How absurd those lazy assumptions read today. But why did they not seem so to Ms. Nussbaum and her editors back in 2010? Even then, no young girl could safely walk in “scanty clothing” through Clichy-sous-Bois or Rosengard. In La Courneuve in France, 77 percent of covered women said they wore the veil to “avoid the wrath of Islamic morality patrols,” as the writer Claire Berlinski put it. She added: “We are talking about France, not Iran.”39

As a young man, long ago, I would often find myself at dinner sitting next to a Middle Eastern lady of a certain age. And the conversation went as it often does when you’re with Muslim women who were at college in the Sixties, Seventies, or Eighties. In one case, my dining companion had just been at a conference on “women’s issues,” of which there were many in the Muslim world, and she was struck by the phrase used by the “moderate Muslim” chair of the meeting: “authentic women”—by which the chair meant women wearing hijabs.

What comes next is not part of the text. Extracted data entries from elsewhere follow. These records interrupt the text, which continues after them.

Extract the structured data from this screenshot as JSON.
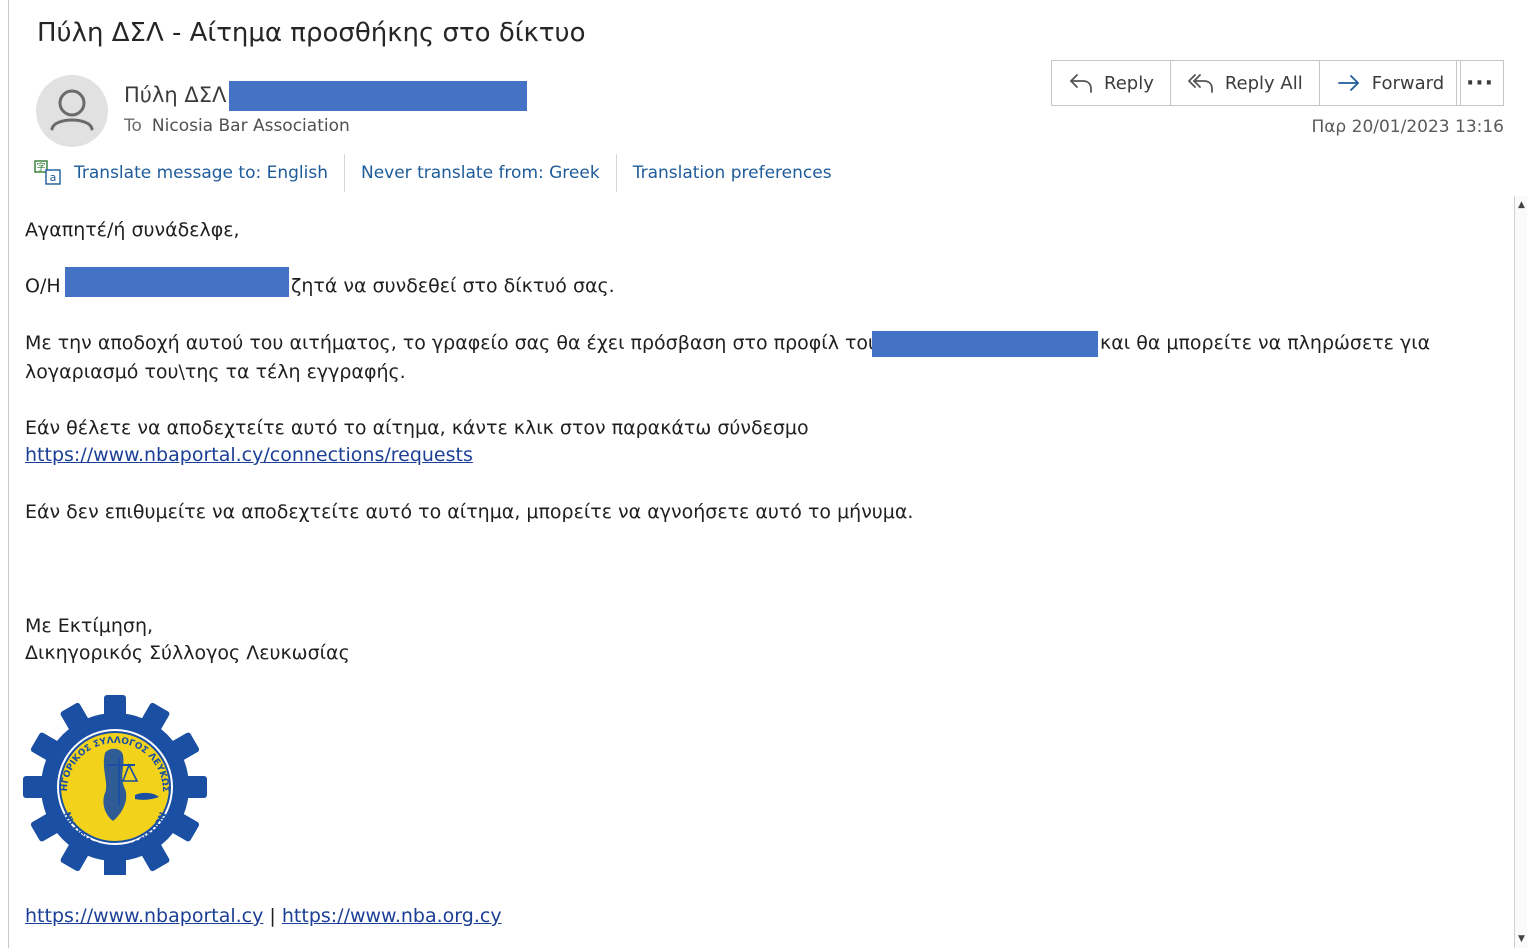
{
  "message": {
    "subject": "Πύλη ΔΣΛ - Αίτημα προσθήκης στο δίκτυο",
    "sender_name": "Πύλη ΔΣΛ",
    "to_label": "To",
    "to_value": "Nicosia Bar Association",
    "date": "Παρ 20/01/2023 13:16"
  },
  "actions": {
    "reply": "Reply",
    "reply_all": "Reply All",
    "forward": "Forward",
    "more": "···"
  },
  "translation": {
    "translate_to": "Translate message to: English",
    "never_translate": "Never translate from: Greek",
    "preferences": "Translation preferences"
  },
  "body": {
    "greeting": "Αγαπητέ/ή συνάδελφε,",
    "line1_prefix": "Ο/Η",
    "line1_suffix": "ζητά να συνδεθεί στο δίκτυό σας.",
    "line2_prefix": "Με την αποδοχή αυτού του αιτήματος, το γραφείο σας θα έχει πρόσβαση στο προφίλ του\\της",
    "line2_suffix": "και θα μπορείτε να πληρώσετε για",
    "line2_cont": "λογαριασμό του\\της τα τέλη εγγραφής.",
    "accept_text": "Εάν θέλετε να αποδεχτείτε αυτό το αίτημα, κάντε κλικ στον παρακάτω σύνδεσμο",
    "accept_link": "https://www.nbaportal.cy/connections/requests",
    "ignore_text": "Εάν δεν επιθυμείτε να αποδεχτείτε αυτό το αίτημα, μπορείτε να αγνοήσετε αυτό το μήνυμα.",
    "regards": "Με Εκτίμηση,",
    "signature": "Δικηγορικός Σύλλογος Λευκωσίας",
    "footer_link1": "https://www.nbaportal.cy",
    "footer_sep": "|",
    "footer_link2": "https://www.nba.org.cy"
  },
  "logo": {
    "text_top": "ΔΙΚΗΓΟΡΙΚΟΣ ΣΥΛΛΟΓΟΣ ΛΕΥΚΩΣΙΑΣ",
    "text_bottom": "NICOSIA BAR ASSOCIATION"
  },
  "colors": {
    "redaction": "#4472c4",
    "link": "#1b3f96",
    "translate_link": "#1d5b9a",
    "logo_blue": "#1a4fa3",
    "logo_yellow": "#f2d21b"
  }
}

And my friend pointed out that when she and her unveiled girlfriends had been in their twenties they were the “authentic women”: “covering” was for old village biddies, the Islamic equivalent of gnarled Russian babushkas. It would never have occurred to her that the assumptions of her generation would prove to be off by 180 degrees—that in middle age she would see young Muslim women wearing a garb largely alien to their tradition not just in the Middle East but in Brussels and London and Montreal.

I have before me two photographs—first, the Cairo University class of 1978, with every woman bare-headed; second, the Cairo University class of 2004, with every woman hijabed to the hilt.40

Even as late as 2020, you would still hear some or other complacenik shrug, “Oh, but they haven’t had time to westernize. Just you wait and see.